The advertising tools for digital platforms are very sophisticated. Take advertising on Facebook for example. When you run an add on Facebook, you can target age range, likes, interests, etc. Apart from giving me your name, I can know a heck of a lot about you for almost nothing.

What does all of this mean for our political campaign?

Well, if the goal is winning and in order to win you need to tell people what they want to hear, we now have quite a platform for doing that to a larger audience than was ever possible before.

Your campaign could know what types of echo chambers different people are in by gathering the targeted advertising data, which Facebook, Twitter, and other social platforms make readily available already. Then you could send a message to those people that said exactly what they wanted to hear. And this doesn’t have to fall along party lines. You could tell someone who identifies with the other party exactly what they wanted to hear. Who says you only have to pander to your party?

You could run an advertisement on social media to groups of people who say they like guns on their social media accounts to say your candidate supports the 2nd Amendment right to bear arms and will do everything in their power to fight for it. At the same time, you could run an advertisement on social media to groups of people who like groups who back gun-control laws to say your candidate supports gun-control laws.

If people are in echo chambers, they’re going to share these messages with other people who share the same views. This spreads the message in that particular group that your candidate supports their views.

But obviously someone’s going to see the hypocrisy here! I would hope so, otherwise things are far worse than I think. However, a prepared and strategic campaign could be ready to counter this. It’s not hypocrisy to defend the 2nd Amendment but also think we need better gun control laws, is it?

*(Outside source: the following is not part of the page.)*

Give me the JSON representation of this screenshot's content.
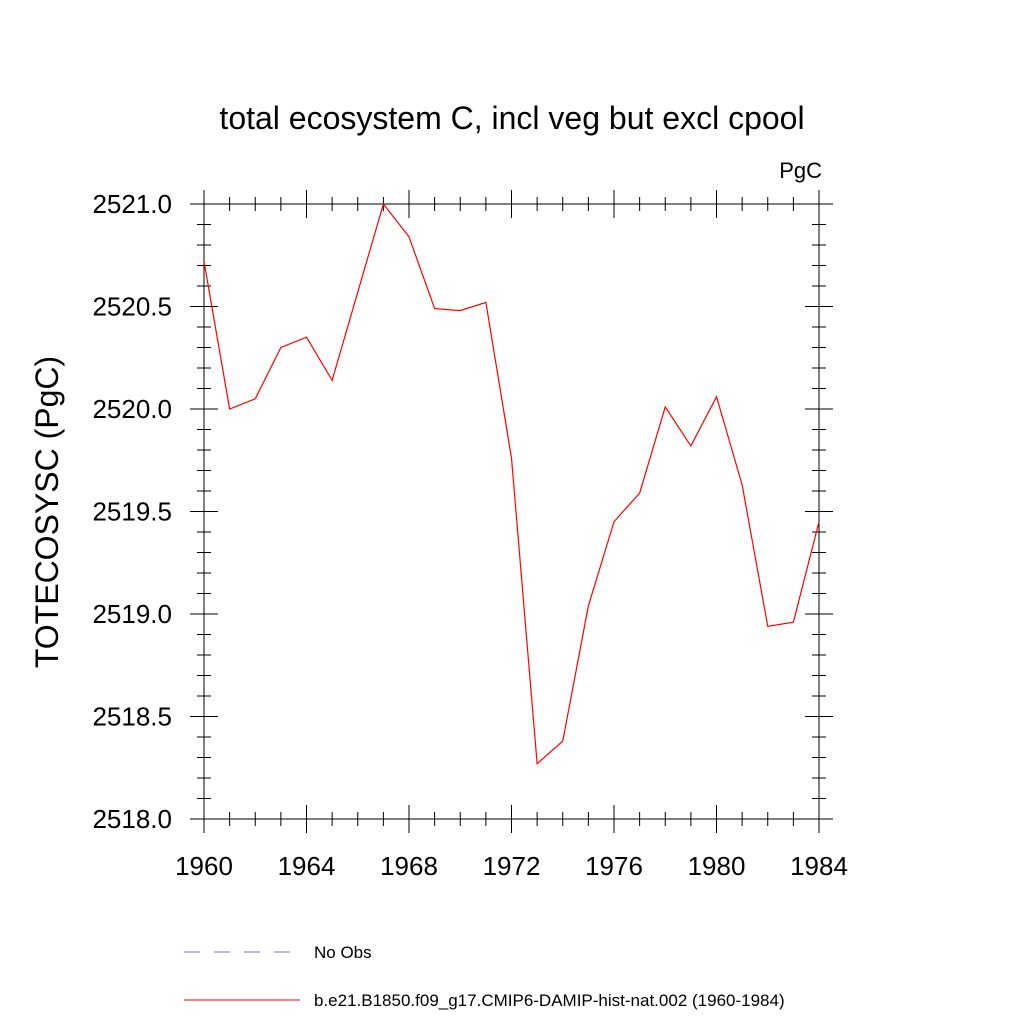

Why not brand things as fake news? Trump is already using this strategy by labeling the entire mainstream media (except for Fox News of course) as fake news. Did your candidate say they supported reducing guns to a gun-loving crowd? If it’s a gun-loving crowd asking, no that’s obviously fake news. And vice-versa, ad infinitum.

Now this can get into quite a head-spin very quickly, but it’s also not entirely inconceivable. On top of that, I used a major issue as an example, maybe it starts with more minor ones first that are harder to pin a candidate down on.

To make matters worse, or scarier, consider this article. It shows that there’s technology that now exists to alter video and audio to make it look or sound like someone is saying something they actually never did in quite convincing ways. Just imagine where it’ll be in two years. You could produce the Donald Trump bus tape whenever you wanted.

And don’t think this kind of stuff wasn’t already happening in 2016. This article shows how the Trump campaign was using online data analytics from social media to target voters and seems to have worked quite well. In 2–4 years, there will be even more data and better algorithms.

Where do we go from here

So if you’re like me, going through this thought experiment makes you scared as hell. If we thought 2016 was a crazy bumpy ride, imagine what 2018/2020 will be like when you have a really hard time distinguishing what is real and what is fake.

But the point of writing this is to get people thinking, to realize what’s possible, so we’re not caught off-guard in the next campaign season. It’s imperative we start to think about what the implications of these tools are and get out in front of this trend/technology. We need to build more tools that help people distinguish fact from fiction in an unbiased way.

Is this going to be easy? No. It’s going to be extremely challenging. But the same technology that can be used to create these tools can be used to combat them as well. The first step is being aware that they exist.

[1] As a technologist, I am coming at this from a biased angle but you cannot ignore the prevalence of technology in all aspects of life today. This is especially evident with how much technology ended up impacting the 2016 campaign, and I’d argue that it was because of underestimating technology’s role that a lot of people were surprised by 2016.